A bronchoscopy is a procedure to look directly at the airways in the lungs through a thin, lighted tube (bronchoscope). The bronchoscope is put in the nose or mouth, moved down the throat and trachea (windpipe), and into the airways. A health care provider can then see the voice box (larynx), trachea, large airways to the lungs (bronchi), and smaller branches of the bronchi (bronchioles).

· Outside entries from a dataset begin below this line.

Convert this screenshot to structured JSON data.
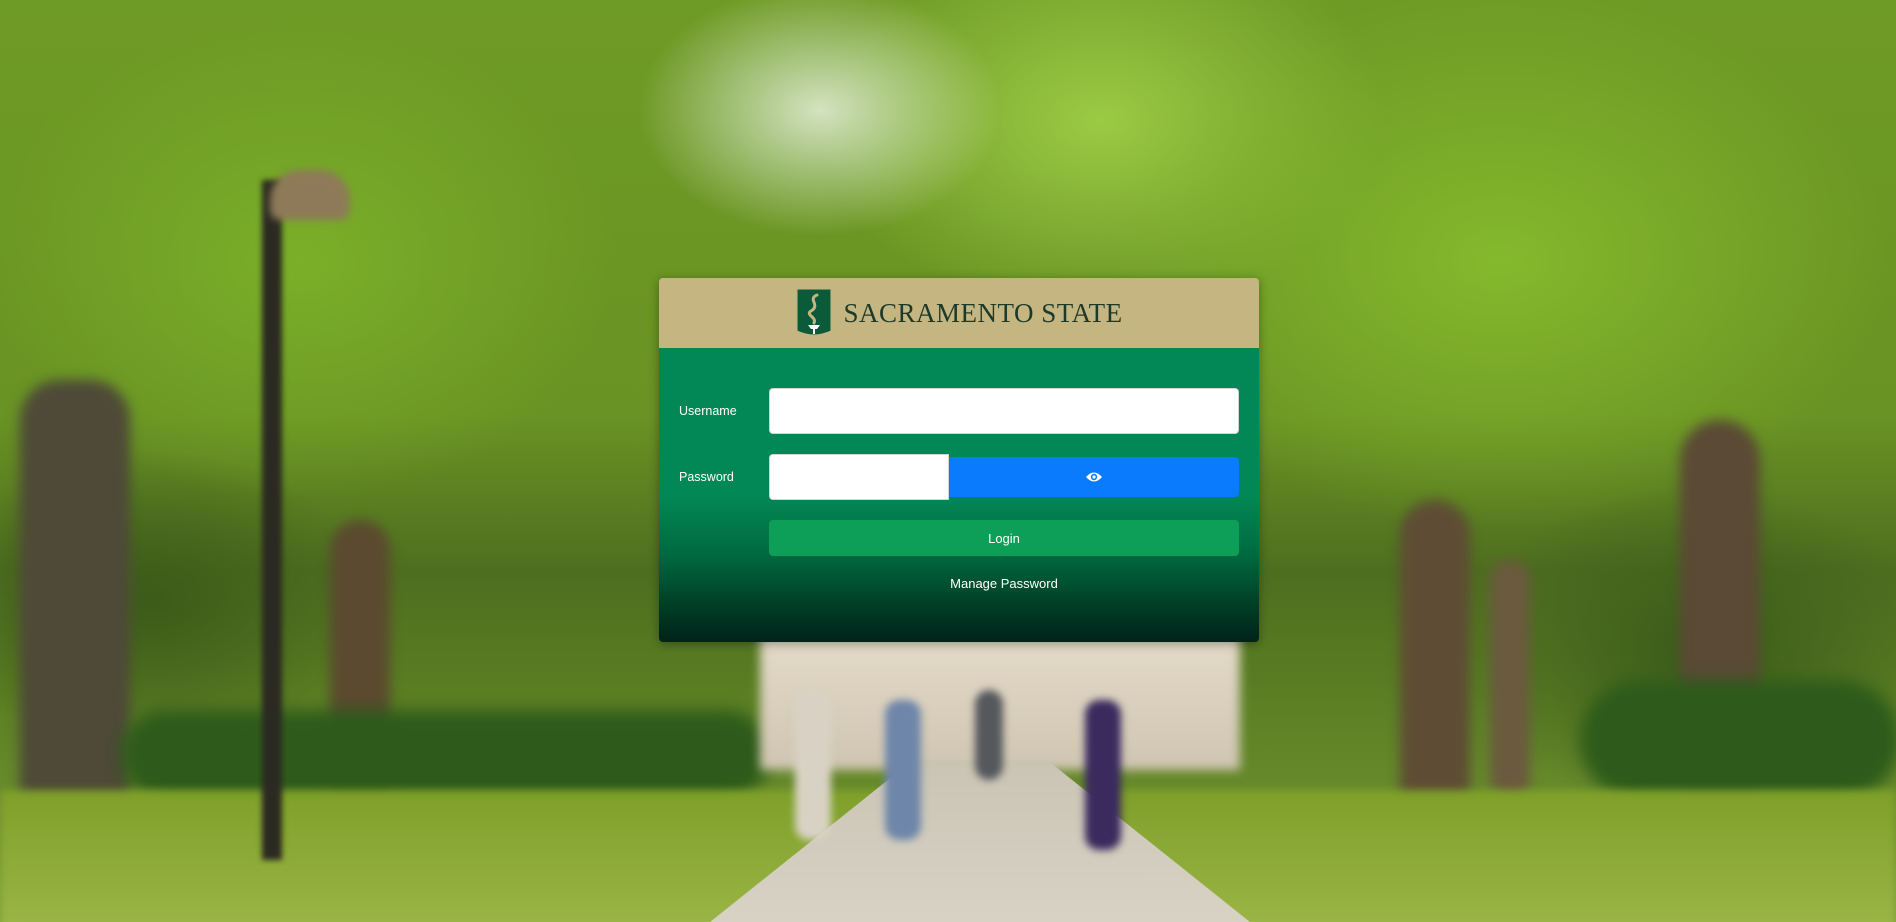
{
  "header": {
    "logo_text": "SACRAMENTO STATE",
    "logo_icon": "sac-state-seal-icon",
    "colors": {
      "gold": "#c4b581",
      "green": "#028856",
      "dark_green": "#1c3a2a"
    }
  },
  "form": {
    "username_label": "Username",
    "username_value": "",
    "password_label": "Password",
    "password_value": "",
    "show_password_icon": "eye-icon",
    "login_label": "Login",
    "manage_password_label": "Manage Password",
    "colors": {
      "login_button": "#0d9e57",
      "eye_button": "#0a7bfd"
    }
  }
}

There are two types of bronchoscope: flexible and rigid. Both types come in different widths.
A rigid bronchoscope is a straight tube. It’s only used to view the larger airways. It may be used within the bronchi to:
- Remove a large amount of secretions or blood
- Control bleeding
- Remove foreign objects
- Remove diseased tissue (lesions)
- Perform procedures, such as stents and other treatments
A flexible bronchoscope is used more often. Unlike the rigid scope, it can be moved down into the smaller airways (bronchioles). The flexible bronchoscope may be used to:
- Place a breathing tube in the airway to help give oxygen
- Suction out secretions
- Take tissue samples (biopsy)
- Put medicine into the lungs
A bronchoscopy may be done to diagnose and treat lung problems such as:
- Tumors or bronchial cancer
- Airway blockage (obstruction)
- Narrowed areas in airways (strictures)
- Inflammation and infections such as tuberculosis (TB), pneumonia, and fungal or parasitic lung infections
- Interstitial pulmonary disease
- Causes of persistent cough
- Causes of coughing up blood
- Spots seen on chest X-rays
- Vocal cord paralysis
Pleurocentesis (also called thoracentesis) is done to help figure out what may be causing fluid to build up in the chest around the lungs (called pleural effusion.) The procedure involves placement of a needle and/or thin, hollow plastic tube in between the ribs and into the chest to get some of the fluid for testing. It may also be done to make patients more comfortable, by relieving some of the pressure on the lungs. This is typically a 30-minute procedure.